For his part, RightRI Mike focuses on the fact that the $500 was intended for scholarships for underprivileged kids, but even he writes:

My purpose is not to argue with Hirst’s position. I believe a group like the Scouts, that claims to be an organization rooted in the Christian faith, should have the right to exclude leaders whose behavior does not exemplify their moral beliefs.

Whether a government, local or otherwise, should budget funds for such an organization is another issue.

And his first commenter adds:

... good for the people of South Kingstown for standing up and saying that their government should not, indeed cannot, condone discrimination by giving money to the Scouts. I was at the meeting, and I was somewhat torn about Mrs. Hirst's motion due to the concerns you have raised; but I voted with Mrs. Hirst because what it comes down to is that the Town simply cannot give money to an organization that openly discriminates against gays, even if the money is to be used to send kids to summer camp.

I'm not suggesting that the people of South Kingstown are not within their rights to withhold funds from any particular organization, but let's be honest about it: the town is discriminating against the Boy Scouts on the behalf of homosexuals. An ideological side has been chosen. If we were truly dealing with an objective principle, here, consistency would require that a town not give money to the Boy Scouts for discriminating against Satanists. (Maybe we shouldn't laugh at that.)

The general implication that government bodies — even local ones — cannot allocate funds for the activities of their Christian citizens is pernicious and, properly understood, unconstitutional. In this case, that legal convolution appears to have been a cover for some to take the easy way out (given the local atmosphere).

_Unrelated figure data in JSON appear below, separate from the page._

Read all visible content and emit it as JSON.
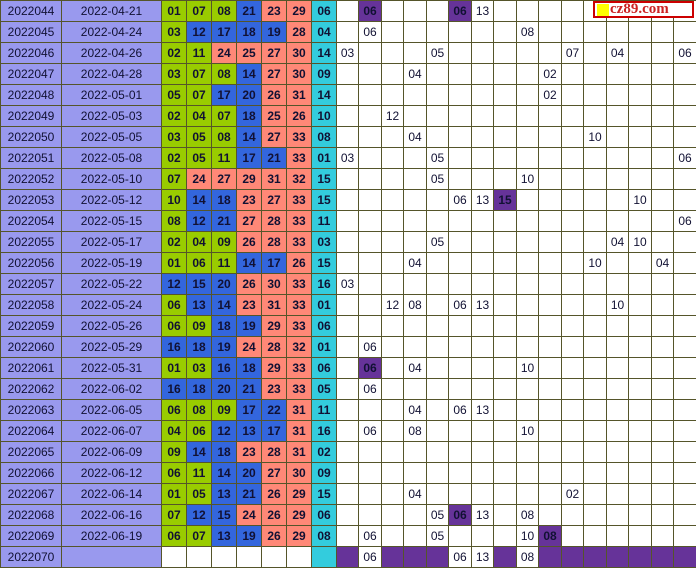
{
  "watermark": {
    "square_icon": "yellow-square-icon",
    "text": "cz89.com"
  },
  "colors": {
    "period_bg": "#9999ee",
    "red_zone1_bg": "#99cc00",
    "red_zone2_bg": "#3366dd",
    "red_zone3_bg": "#ff8877",
    "blue_ball_bg": "#33ccdd",
    "highlight_bg": "#663399",
    "grid_border": "#77772f",
    "watermark_red": "#cc0000",
    "watermark_square": "#ffff00"
  },
  "chart_data": {
    "type": "table",
    "grid_columns": 16,
    "rows": [
      {
        "period": "2022044",
        "date": "2022-04-21",
        "reds": [
          "01",
          "07",
          "08",
          "21",
          "23",
          "29"
        ],
        "blue": "06",
        "cells": [
          {
            "c": 2,
            "v": "06",
            "hl": true
          },
          {
            "c": 6,
            "v": "06",
            "hl": true
          },
          {
            "c": 7,
            "v": "13"
          }
        ]
      },
      {
        "period": "2022045",
        "date": "2022-04-24",
        "reds": [
          "03",
          "12",
          "17",
          "18",
          "19",
          "28"
        ],
        "blue": "04",
        "cells": [
          {
            "c": 2,
            "v": "06"
          },
          {
            "c": 9,
            "v": "08"
          }
        ]
      },
      {
        "period": "2022046",
        "date": "2022-04-26",
        "reds": [
          "02",
          "11",
          "24",
          "25",
          "27",
          "30"
        ],
        "blue": "14",
        "cells": [
          {
            "c": 1,
            "v": "03"
          },
          {
            "c": 5,
            "v": "05"
          },
          {
            "c": 11,
            "v": "07"
          },
          {
            "c": 13,
            "v": "04"
          },
          {
            "c": 16,
            "v": "06"
          }
        ]
      },
      {
        "period": "2022047",
        "date": "2022-04-28",
        "reds": [
          "03",
          "07",
          "08",
          "14",
          "27",
          "30"
        ],
        "blue": "09",
        "cells": [
          {
            "c": 4,
            "v": "04"
          },
          {
            "c": 10,
            "v": "02"
          }
        ]
      },
      {
        "period": "2022048",
        "date": "2022-05-01",
        "reds": [
          "05",
          "07",
          "17",
          "20",
          "26",
          "31"
        ],
        "blue": "14",
        "cells": [
          {
            "c": 10,
            "v": "02"
          }
        ]
      },
      {
        "period": "2022049",
        "date": "2022-05-03",
        "reds": [
          "02",
          "04",
          "07",
          "18",
          "25",
          "26"
        ],
        "blue": "10",
        "cells": [
          {
            "c": 3,
            "v": "12"
          }
        ]
      },
      {
        "period": "2022050",
        "date": "2022-05-05",
        "reds": [
          "03",
          "05",
          "08",
          "14",
          "27",
          "33"
        ],
        "blue": "08",
        "cells": [
          {
            "c": 4,
            "v": "04"
          },
          {
            "c": 12,
            "v": "10"
          }
        ]
      },
      {
        "period": "2022051",
        "date": "2022-05-08",
        "reds": [
          "02",
          "05",
          "11",
          "17",
          "21",
          "33"
        ],
        "blue": "01",
        "cells": [
          {
            "c": 1,
            "v": "03"
          },
          {
            "c": 5,
            "v": "05"
          },
          {
            "c": 16,
            "v": "06"
          }
        ]
      },
      {
        "period": "2022052",
        "date": "2022-05-10",
        "reds": [
          "07",
          "24",
          "27",
          "29",
          "31",
          "32"
        ],
        "blue": "15",
        "cells": [
          {
            "c": 5,
            "v": "05"
          },
          {
            "c": 9,
            "v": "10"
          }
        ]
      },
      {
        "period": "2022053",
        "date": "2022-05-12",
        "reds": [
          "10",
          "14",
          "18",
          "23",
          "27",
          "33"
        ],
        "blue": "15",
        "cells": [
          {
            "c": 6,
            "v": "06"
          },
          {
            "c": 7,
            "v": "13"
          },
          {
            "c": 8,
            "v": "15",
            "hl": true
          },
          {
            "c": 14,
            "v": "10"
          }
        ]
      },
      {
        "period": "2022054",
        "date": "2022-05-15",
        "reds": [
          "08",
          "12",
          "21",
          "27",
          "28",
          "33"
        ],
        "blue": "11",
        "cells": [
          {
            "c": 16,
            "v": "06"
          }
        ]
      },
      {
        "period": "2022055",
        "date": "2022-05-17",
        "reds": [
          "02",
          "04",
          "09",
          "26",
          "28",
          "33"
        ],
        "blue": "03",
        "cells": [
          {
            "c": 5,
            "v": "05"
          },
          {
            "c": 13,
            "v": "04"
          },
          {
            "c": 14,
            "v": "10"
          }
        ]
      },
      {
        "period": "2022056",
        "date": "2022-05-19",
        "reds": [
          "01",
          "06",
          "11",
          "14",
          "17",
          "26"
        ],
        "blue": "15",
        "cells": [
          {
            "c": 4,
            "v": "04"
          },
          {
            "c": 12,
            "v": "10"
          },
          {
            "c": 15,
            "v": "04"
          }
        ]
      },
      {
        "period": "2022057",
        "date": "2022-05-22",
        "reds": [
          "12",
          "15",
          "20",
          "26",
          "30",
          "33"
        ],
        "blue": "16",
        "cells": [
          {
            "c": 1,
            "v": "03"
          }
        ]
      },
      {
        "period": "2022058",
        "date": "2022-05-24",
        "reds": [
          "06",
          "13",
          "14",
          "23",
          "31",
          "33"
        ],
        "blue": "01",
        "cells": [
          {
            "c": 3,
            "v": "12"
          },
          {
            "c": 4,
            "v": "08"
          },
          {
            "c": 6,
            "v": "06"
          },
          {
            "c": 7,
            "v": "13"
          },
          {
            "c": 13,
            "v": "10"
          }
        ]
      },
      {
        "period": "2022059",
        "date": "2022-05-26",
        "reds": [
          "06",
          "09",
          "18",
          "19",
          "29",
          "33"
        ],
        "blue": "06",
        "cells": []
      },
      {
        "period": "2022060",
        "date": "2022-05-29",
        "reds": [
          "16",
          "18",
          "19",
          "24",
          "28",
          "32"
        ],
        "blue": "01",
        "cells": [
          {
            "c": 2,
            "v": "06"
          }
        ]
      },
      {
        "period": "2022061",
        "date": "2022-05-31",
        "reds": [
          "01",
          "03",
          "16",
          "18",
          "29",
          "33"
        ],
        "blue": "06",
        "cells": [
          {
            "c": 2,
            "v": "06",
            "hl": true
          },
          {
            "c": 4,
            "v": "04"
          },
          {
            "c": 9,
            "v": "10"
          }
        ]
      },
      {
        "period": "2022062",
        "date": "2022-06-02",
        "reds": [
          "16",
          "18",
          "20",
          "21",
          "23",
          "33"
        ],
        "blue": "05",
        "cells": [
          {
            "c": 2,
            "v": "06"
          }
        ]
      },
      {
        "period": "2022063",
        "date": "2022-06-05",
        "reds": [
          "06",
          "08",
          "09",
          "17",
          "22",
          "31"
        ],
        "blue": "11",
        "cells": [
          {
            "c": 4,
            "v": "04"
          },
          {
            "c": 6,
            "v": "06"
          },
          {
            "c": 7,
            "v": "13"
          }
        ]
      },
      {
        "period": "2022064",
        "date": "2022-06-07",
        "reds": [
          "04",
          "06",
          "12",
          "13",
          "17",
          "31"
        ],
        "blue": "16",
        "cells": [
          {
            "c": 2,
            "v": "06"
          },
          {
            "c": 4,
            "v": "08"
          },
          {
            "c": 9,
            "v": "10"
          }
        ]
      },
      {
        "period": "2022065",
        "date": "2022-06-09",
        "reds": [
          "09",
          "14",
          "18",
          "23",
          "28",
          "31"
        ],
        "blue": "02",
        "cells": []
      },
      {
        "period": "2022066",
        "date": "2022-06-12",
        "reds": [
          "06",
          "11",
          "14",
          "20",
          "27",
          "30"
        ],
        "blue": "09",
        "cells": []
      },
      {
        "period": "2022067",
        "date": "2022-06-14",
        "reds": [
          "01",
          "05",
          "13",
          "21",
          "26",
          "29"
        ],
        "blue": "15",
        "cells": [
          {
            "c": 4,
            "v": "04"
          },
          {
            "c": 11,
            "v": "02"
          }
        ]
      },
      {
        "period": "2022068",
        "date": "2022-06-16",
        "reds": [
          "07",
          "12",
          "15",
          "24",
          "26",
          "29"
        ],
        "blue": "06",
        "cells": [
          {
            "c": 5,
            "v": "05"
          },
          {
            "c": 6,
            "v": "06",
            "hl": true
          },
          {
            "c": 7,
            "v": "13"
          },
          {
            "c": 9,
            "v": "08"
          }
        ]
      },
      {
        "period": "2022069",
        "date": "2022-06-19",
        "reds": [
          "06",
          "07",
          "13",
          "19",
          "26",
          "29"
        ],
        "blue": "08",
        "cells": [
          {
            "c": 2,
            "v": "06"
          },
          {
            "c": 5,
            "v": "05"
          },
          {
            "c": 9,
            "v": "10"
          },
          {
            "c": 10,
            "v": "08",
            "hl": true
          }
        ]
      },
      {
        "period": "2022070",
        "date": "",
        "reds": [
          "",
          "",
          "",
          "",
          "",
          ""
        ],
        "blue": "",
        "purple_row": true,
        "cells": [
          {
            "c": 2,
            "v": "06"
          },
          {
            "c": 6,
            "v": "06"
          },
          {
            "c": 7,
            "v": "13"
          },
          {
            "c": 9,
            "v": "08"
          }
        ]
      }
    ]
  }
}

According to Bakst, "Hirst didn't even know what the Scouts would do with the money." For all she knew, the Scouts were acting as a funnel for funds to give one of the group's juvenile members a heart transplant. Mike is correct to point out the obvious: that, to Hirst and to the voters, the "political statement was more important." As with Catholic adoption services in Massachusetts, forcing social views on religious citizens trumps whatever good those citizens might be doing in the society.

So hooray for the people of South Kingstown for proving that ideology can leverage political abstractions in order to exclude citizens not merely from some private organization, but from their very own government.

Comments

Also, want to give a "hooray" to the South Kingstown Republican Town Committee (www.skgop.org), led by Dave Cote, for countering this anti-religious foolishness with a $750.00 donation of their own to the Boy Scouts, so that poor kids can go to summer camp, and not be victims of a battle in which they have no say.